CALCOLO DELL’INDENNITÀ SOSTITUTIVA DEL PREAVVISO
“Il periodo di mancato preavviso deve essere escluso dal computo delle mensilità aggiuntive, delle ferie e del TFR in quanto, essendo mancato l’effettivo servizio, il lavoratore ha diritto esclusivamente all’indennità sostitutiva del preavviso […] posto che il preavviso di licenziamento non ha efficacia reale1 bensì obbligatoria2”.
Così esordisce la Corte di Cassazione, sez. Lavoro, con la sentenza n.1581 del 19.01.2023, per poi sancire:
“Il preavviso di licenziamento non ha efficacia reale, bensì obbligatoria, e dunque qualora una delle parti receda con effetto immediato il rapporto si risolve e residua l’unico obbligo della parte recedete di corrispondere l’indennità sostitutiva” precisando quindi che “Il periodo di mancato preavviso deve essere escluso dal computo delle mensilità aggiuntive, delle ferie e del TFR in quanto, essendo mancato l’effettivo servizio, il lavoratore ha diritto esclusivamente all’indennità sostitutiva del preavviso”.

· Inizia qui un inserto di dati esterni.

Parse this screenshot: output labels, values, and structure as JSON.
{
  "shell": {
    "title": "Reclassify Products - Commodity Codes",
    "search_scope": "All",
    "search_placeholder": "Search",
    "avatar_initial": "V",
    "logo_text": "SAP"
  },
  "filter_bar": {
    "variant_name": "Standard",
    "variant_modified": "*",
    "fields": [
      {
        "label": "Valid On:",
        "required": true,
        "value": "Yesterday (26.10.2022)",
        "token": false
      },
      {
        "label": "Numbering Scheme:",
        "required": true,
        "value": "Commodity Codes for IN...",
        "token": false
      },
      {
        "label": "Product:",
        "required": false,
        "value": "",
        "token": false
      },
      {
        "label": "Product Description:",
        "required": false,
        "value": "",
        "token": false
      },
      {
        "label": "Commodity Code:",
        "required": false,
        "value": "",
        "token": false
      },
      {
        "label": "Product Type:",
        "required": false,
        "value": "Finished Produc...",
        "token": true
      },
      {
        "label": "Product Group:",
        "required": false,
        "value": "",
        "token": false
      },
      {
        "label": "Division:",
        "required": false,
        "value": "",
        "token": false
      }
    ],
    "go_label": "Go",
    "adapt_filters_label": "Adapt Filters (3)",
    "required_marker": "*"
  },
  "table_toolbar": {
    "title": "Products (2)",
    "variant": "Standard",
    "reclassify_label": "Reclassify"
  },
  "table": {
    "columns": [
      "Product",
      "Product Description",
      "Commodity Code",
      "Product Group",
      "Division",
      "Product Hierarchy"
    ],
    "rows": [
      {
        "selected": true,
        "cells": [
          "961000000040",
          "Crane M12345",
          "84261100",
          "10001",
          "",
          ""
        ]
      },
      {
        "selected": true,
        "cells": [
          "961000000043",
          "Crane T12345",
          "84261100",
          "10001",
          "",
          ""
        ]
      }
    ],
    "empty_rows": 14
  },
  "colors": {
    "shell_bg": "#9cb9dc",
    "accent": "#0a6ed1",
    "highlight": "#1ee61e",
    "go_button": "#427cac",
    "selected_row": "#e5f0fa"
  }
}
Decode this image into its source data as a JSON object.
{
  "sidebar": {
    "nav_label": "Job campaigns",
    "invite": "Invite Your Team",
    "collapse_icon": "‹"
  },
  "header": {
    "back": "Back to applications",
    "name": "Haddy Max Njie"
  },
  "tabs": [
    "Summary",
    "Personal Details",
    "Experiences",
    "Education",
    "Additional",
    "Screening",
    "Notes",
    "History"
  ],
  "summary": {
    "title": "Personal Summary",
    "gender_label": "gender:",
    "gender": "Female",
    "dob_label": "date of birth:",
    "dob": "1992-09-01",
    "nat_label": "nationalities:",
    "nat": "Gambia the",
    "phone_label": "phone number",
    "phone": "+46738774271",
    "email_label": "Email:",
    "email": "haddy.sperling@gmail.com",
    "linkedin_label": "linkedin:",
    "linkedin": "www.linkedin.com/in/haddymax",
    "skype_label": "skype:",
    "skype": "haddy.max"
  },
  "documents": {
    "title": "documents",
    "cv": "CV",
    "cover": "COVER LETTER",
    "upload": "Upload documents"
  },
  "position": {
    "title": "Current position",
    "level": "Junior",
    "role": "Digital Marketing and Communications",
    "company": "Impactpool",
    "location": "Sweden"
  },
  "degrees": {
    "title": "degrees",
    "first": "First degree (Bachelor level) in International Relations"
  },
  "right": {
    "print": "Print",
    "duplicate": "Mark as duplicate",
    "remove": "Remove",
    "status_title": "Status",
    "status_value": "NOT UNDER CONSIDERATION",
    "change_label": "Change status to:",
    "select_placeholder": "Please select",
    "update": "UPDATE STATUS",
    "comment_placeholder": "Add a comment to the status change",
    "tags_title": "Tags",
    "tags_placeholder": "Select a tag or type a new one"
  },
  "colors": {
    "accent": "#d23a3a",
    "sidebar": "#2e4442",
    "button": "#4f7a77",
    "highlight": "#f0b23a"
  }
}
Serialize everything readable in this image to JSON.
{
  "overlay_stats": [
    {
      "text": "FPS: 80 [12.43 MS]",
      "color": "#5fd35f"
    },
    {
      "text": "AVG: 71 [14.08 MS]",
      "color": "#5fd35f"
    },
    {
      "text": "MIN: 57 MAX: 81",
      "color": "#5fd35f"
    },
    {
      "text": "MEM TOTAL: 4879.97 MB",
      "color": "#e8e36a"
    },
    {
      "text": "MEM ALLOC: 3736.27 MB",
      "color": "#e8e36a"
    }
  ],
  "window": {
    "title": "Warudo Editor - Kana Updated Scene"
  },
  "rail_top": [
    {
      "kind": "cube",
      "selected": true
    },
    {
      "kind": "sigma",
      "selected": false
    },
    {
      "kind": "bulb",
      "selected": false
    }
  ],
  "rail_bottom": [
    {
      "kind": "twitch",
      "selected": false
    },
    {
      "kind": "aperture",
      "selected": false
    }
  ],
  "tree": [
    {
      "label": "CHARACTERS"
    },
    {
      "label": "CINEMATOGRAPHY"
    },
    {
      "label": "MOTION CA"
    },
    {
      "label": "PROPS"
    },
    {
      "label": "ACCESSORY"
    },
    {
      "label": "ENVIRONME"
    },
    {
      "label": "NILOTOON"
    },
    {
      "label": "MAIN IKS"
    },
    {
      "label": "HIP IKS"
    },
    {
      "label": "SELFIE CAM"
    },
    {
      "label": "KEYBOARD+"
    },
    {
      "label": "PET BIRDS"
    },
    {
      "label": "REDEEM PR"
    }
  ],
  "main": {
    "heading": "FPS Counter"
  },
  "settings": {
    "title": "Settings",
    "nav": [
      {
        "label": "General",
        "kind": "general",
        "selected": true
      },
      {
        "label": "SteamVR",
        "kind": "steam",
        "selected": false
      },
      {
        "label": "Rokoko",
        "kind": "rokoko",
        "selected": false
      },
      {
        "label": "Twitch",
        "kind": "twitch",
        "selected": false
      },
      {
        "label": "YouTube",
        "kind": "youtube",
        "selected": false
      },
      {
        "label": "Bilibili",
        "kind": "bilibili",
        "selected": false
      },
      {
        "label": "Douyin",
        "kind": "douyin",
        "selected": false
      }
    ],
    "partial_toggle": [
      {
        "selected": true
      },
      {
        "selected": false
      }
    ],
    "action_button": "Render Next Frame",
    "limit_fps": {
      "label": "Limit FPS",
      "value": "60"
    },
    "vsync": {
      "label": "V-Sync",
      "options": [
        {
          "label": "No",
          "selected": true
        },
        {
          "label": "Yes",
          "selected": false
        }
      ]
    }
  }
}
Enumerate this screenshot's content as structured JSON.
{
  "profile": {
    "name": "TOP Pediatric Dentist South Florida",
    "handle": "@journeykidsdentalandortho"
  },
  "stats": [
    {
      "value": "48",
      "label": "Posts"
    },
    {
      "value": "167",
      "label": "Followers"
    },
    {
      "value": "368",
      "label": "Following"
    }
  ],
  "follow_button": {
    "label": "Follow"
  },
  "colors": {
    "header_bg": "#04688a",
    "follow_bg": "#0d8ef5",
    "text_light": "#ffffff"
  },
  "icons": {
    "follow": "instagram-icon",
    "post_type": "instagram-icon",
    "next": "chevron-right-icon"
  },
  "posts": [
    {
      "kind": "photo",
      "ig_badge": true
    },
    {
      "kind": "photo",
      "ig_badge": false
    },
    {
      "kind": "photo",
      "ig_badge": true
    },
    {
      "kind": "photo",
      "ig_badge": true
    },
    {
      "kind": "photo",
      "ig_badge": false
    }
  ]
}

Pertanto, secondo quanto statuito dalla Corte di Cassazione, per effetto della natura obbligatoria connessa all’Istituto del preavviso, al dipendente spetta solo l’indennità sostitutiva del preavviso escludendo la relativa incidenza sugli altri istituti contrattuali quali mensilità aggiuntive, ferie e TFR.
Conseguentemente, come correttamente osservato dalla più recente giurisprudenza di legittimità, non può ritenersi alcuna natura reale nel diritto al preavviso e, dunque, nessuna malintesa prosecuzione del rapporto di lavoro quando la prestazione non è effettiva e reale.